Voters on Tuesday will cast ballots to choose a replacement for the remainder of now-Sen. Roger Wicker's two-year Congressional term.
Travis Childers, of Booneville, is the best man for the job. The Prentiss County chancery clerk has a broader understanding of north Mississippi's needs than opponent Greg Davis and two others on Tuesday's special-election ballot.
Childers has business experience, tenacity and proven political skills, all qualities that make him more suited for the job than Davis, who is Southaven's mayor and a former state House member.
The U.S. House 1st Congressional District covers 24 Mississippi counties from the Memphis suburbs to Clay and Lowndes counties. Childers has run an issues-based campaign across the district. Davis' base, as was evident in his narrow defeat of Tupelo's Glenn McCullough, is the heavily populated Republican stronghold of northwest Mississippi, mainly the Memphis suburbs.
Childers, a Democrat, is a consensus-builder who's shown he's not a strident partisan. Davis, a Republican, has proved to be a negative, anything-goes campaigner.
Childers also stands right on one of the most compelling political issues of our times: what the U.S. should do about the war in Iraq. He wants to pull our troops out within a year or so. We must extract our troops from this bloody and costly quagmire that has killed more than 4,000 American soldiers and wasted billions of federal dollars.
Davis apparently wants to defer to Army generals to judge when, or if, the U.S. should conclude its occupation of Iraq. This is clearly a decision for politicians to make in accords with our system of civilian control of the military. The American people clearly want a halt to this debacle.
The winner of Tuesday's special election will take the House seat that now-U.S. Sen. Roger Wicker vacated in December when he was appointed to replace Trent Lott, who resigned.

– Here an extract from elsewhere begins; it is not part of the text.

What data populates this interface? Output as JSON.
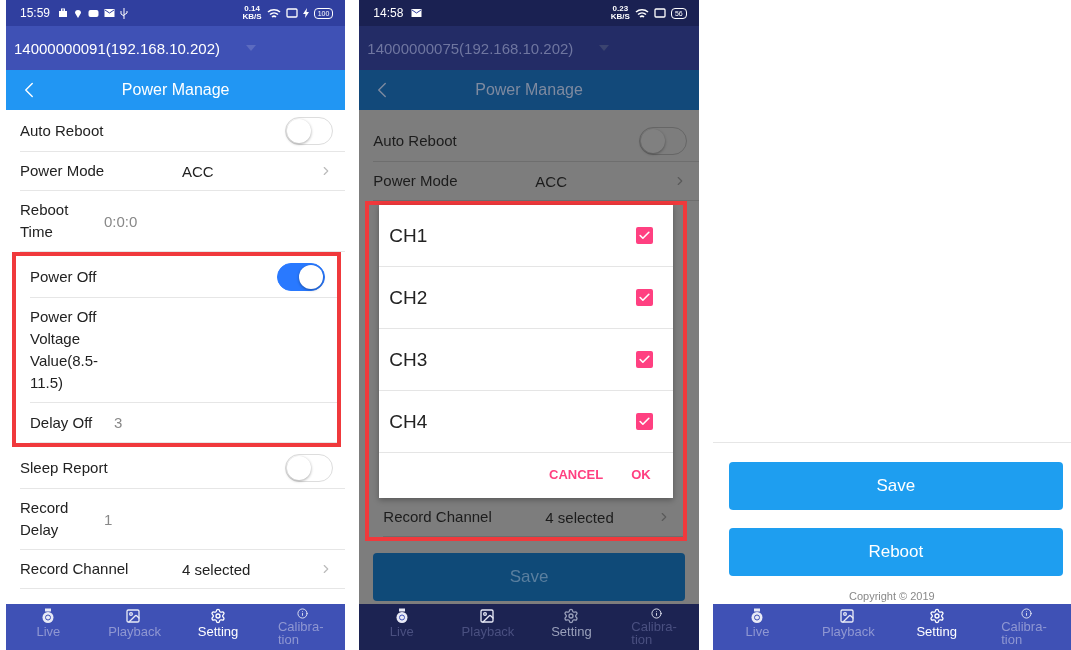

Childers, 49, is serving his 17th year as Prentiss County chancery clerk. Putting him in the U.S. House of Representatives would be a fitting promotion for the much-respected and road-tested politician.
Green Party candidate John Wages of Tupelo and independent Wally Pang of Batesville will also be on the special-election ballot, which will not identify candidates' party affiliations.
Tuesday's winner will serve the rest of the congressional term that expires in January. However — with the four candidates also on the ballot in November in an unusual electoral quirk — the 1st District's new representative will try to hurriedly prove himself worthy of being re-elected for the next term. Let's give Childers that chance on Tuesday.
This comes right on the heels of the endorsement by the 1st District's biggest paper; the Daily Journal.